The number of private equity acquisitions of UK businesses has fallen 12 per cent this year, from 311 in 2017/18 to 274 in 2018/19, according to data from law firm Mayer Brown.
The firm’s corporate co-head Perry Yam said private equity fund managers were delaying investments pending the outcome of Brexit.
However, the value of private equity acquisitions of UK businesses rose to more than £30bn in the past year, driven by a number of major investments by US funds.
“A number of domestic and European focused private equity funds have significant capital to deploy, but Brexit has certainly increased caution among some,” Yam said.
“With a no-deal Brexit having become a much more realistic possibility since late July, a lot of PE managers had become even more wary. Buyers don’t want to be wrong-footed by economic upheaval, or a shift in trade policy that drives up costs and hampers returns.”

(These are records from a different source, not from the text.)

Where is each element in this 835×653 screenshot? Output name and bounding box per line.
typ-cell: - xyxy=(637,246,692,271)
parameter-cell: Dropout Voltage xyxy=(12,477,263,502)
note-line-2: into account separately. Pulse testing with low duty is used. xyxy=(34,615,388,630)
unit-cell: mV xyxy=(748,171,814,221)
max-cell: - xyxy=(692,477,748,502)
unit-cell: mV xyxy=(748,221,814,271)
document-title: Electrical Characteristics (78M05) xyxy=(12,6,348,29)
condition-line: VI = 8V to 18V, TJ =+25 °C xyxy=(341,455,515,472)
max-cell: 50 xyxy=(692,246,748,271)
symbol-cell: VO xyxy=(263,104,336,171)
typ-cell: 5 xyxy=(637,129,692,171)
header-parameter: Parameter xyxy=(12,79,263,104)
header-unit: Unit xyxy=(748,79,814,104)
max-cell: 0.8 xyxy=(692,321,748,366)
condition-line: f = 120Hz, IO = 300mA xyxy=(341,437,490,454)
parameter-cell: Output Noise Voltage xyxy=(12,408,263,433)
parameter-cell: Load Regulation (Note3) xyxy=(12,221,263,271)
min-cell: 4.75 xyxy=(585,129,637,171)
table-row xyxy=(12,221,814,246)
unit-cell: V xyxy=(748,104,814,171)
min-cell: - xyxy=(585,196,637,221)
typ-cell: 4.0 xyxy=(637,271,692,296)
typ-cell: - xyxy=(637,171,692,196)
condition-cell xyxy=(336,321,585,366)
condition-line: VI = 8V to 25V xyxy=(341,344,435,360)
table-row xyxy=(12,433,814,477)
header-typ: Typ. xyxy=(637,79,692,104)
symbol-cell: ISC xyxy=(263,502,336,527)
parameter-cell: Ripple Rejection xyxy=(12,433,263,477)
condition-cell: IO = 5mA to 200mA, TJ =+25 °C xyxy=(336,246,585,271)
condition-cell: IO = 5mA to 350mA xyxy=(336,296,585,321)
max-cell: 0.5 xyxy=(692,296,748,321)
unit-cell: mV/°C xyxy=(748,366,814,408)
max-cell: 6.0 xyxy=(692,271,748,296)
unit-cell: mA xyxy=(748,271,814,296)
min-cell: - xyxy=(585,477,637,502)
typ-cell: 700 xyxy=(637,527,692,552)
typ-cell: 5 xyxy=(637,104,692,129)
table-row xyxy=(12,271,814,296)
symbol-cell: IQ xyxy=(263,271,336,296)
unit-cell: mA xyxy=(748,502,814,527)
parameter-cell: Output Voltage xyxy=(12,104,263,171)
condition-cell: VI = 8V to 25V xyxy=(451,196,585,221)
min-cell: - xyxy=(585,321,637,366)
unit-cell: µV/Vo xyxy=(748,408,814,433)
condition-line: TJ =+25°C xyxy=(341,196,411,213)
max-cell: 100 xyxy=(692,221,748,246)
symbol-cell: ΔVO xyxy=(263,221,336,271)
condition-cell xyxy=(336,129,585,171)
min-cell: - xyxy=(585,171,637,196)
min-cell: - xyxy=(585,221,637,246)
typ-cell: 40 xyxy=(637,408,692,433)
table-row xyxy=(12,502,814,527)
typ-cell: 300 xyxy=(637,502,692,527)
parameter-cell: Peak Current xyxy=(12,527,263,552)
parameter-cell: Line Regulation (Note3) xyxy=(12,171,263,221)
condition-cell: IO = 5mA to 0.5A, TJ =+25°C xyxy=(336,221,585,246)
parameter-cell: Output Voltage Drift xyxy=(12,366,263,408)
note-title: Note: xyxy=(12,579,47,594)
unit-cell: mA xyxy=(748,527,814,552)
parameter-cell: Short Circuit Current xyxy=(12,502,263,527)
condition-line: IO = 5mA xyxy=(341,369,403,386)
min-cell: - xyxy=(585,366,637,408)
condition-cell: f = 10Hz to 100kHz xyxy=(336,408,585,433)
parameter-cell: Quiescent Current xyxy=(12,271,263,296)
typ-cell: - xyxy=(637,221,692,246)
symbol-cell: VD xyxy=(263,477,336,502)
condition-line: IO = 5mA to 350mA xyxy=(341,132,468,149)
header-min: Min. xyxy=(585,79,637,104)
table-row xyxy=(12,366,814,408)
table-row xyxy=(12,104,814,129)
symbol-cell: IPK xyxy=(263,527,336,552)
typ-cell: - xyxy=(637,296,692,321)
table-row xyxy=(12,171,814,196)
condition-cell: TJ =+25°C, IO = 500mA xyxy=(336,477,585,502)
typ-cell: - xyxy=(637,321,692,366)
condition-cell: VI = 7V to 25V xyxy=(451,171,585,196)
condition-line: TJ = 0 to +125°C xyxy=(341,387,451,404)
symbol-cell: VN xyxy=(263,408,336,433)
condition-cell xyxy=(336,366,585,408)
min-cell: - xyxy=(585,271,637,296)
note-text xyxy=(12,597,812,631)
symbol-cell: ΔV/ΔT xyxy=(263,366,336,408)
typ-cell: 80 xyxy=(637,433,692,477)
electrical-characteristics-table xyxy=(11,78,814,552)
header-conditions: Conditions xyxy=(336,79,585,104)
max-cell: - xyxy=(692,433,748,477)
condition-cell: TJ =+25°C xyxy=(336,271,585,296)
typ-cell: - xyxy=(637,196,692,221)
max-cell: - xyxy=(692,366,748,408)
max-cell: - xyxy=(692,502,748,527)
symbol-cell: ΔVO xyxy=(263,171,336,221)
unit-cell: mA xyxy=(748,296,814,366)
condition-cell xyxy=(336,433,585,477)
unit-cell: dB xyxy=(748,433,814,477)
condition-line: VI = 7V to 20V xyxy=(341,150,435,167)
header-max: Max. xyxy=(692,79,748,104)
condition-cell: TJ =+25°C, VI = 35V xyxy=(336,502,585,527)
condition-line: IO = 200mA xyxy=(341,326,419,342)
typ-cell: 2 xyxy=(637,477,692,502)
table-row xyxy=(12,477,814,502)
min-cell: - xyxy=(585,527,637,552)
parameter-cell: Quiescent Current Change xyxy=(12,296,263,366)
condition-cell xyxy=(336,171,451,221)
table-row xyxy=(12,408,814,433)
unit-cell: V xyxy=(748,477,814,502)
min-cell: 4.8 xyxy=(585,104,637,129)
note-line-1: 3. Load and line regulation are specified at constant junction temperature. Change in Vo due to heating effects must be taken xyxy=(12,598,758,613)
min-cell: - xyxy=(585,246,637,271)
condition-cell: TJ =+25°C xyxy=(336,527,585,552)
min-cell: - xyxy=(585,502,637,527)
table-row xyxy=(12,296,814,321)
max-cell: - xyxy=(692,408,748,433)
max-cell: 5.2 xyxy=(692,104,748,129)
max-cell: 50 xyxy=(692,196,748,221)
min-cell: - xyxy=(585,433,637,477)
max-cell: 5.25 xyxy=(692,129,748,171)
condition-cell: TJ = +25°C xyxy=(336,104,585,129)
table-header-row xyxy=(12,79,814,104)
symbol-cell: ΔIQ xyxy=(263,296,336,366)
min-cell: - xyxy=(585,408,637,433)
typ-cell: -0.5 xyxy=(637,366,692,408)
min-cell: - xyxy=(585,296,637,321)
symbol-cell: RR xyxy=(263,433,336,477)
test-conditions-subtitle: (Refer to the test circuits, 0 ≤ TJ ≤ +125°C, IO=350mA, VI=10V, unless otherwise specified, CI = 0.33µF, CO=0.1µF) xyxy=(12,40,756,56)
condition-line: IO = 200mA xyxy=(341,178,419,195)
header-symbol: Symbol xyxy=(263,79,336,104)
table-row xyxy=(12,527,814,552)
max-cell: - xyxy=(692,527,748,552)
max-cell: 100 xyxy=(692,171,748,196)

The value of deals jumped 37 per cent to £30.9bn, from £22.5bn in 2017/18 to £30.9bn in 2018/19 driven by major acquisitions by US buyers.
Major deals included the £4.2bn purchase of FTSE 100 satellite business Inmarsat by a consortium including Warburg Pincus, the £4.1bn acquisition of FTSE 250 aerospace business Cobham by Advent International and the £3.2bn acquisition of market research group Kantar, part of FTSE 100 company WPP, by Bain Capital.
“Although the number of deals may be down, the market is not too pessimistic as the aggregated financial value of deals has risen. Some major US funds are still making big deals in the UK market, and Brexit is not putting them off – the weakness in Sterling had been an attraction,” Yam said.
“The PE market in the UK is still active and primed to rebound once Brexit is settled.”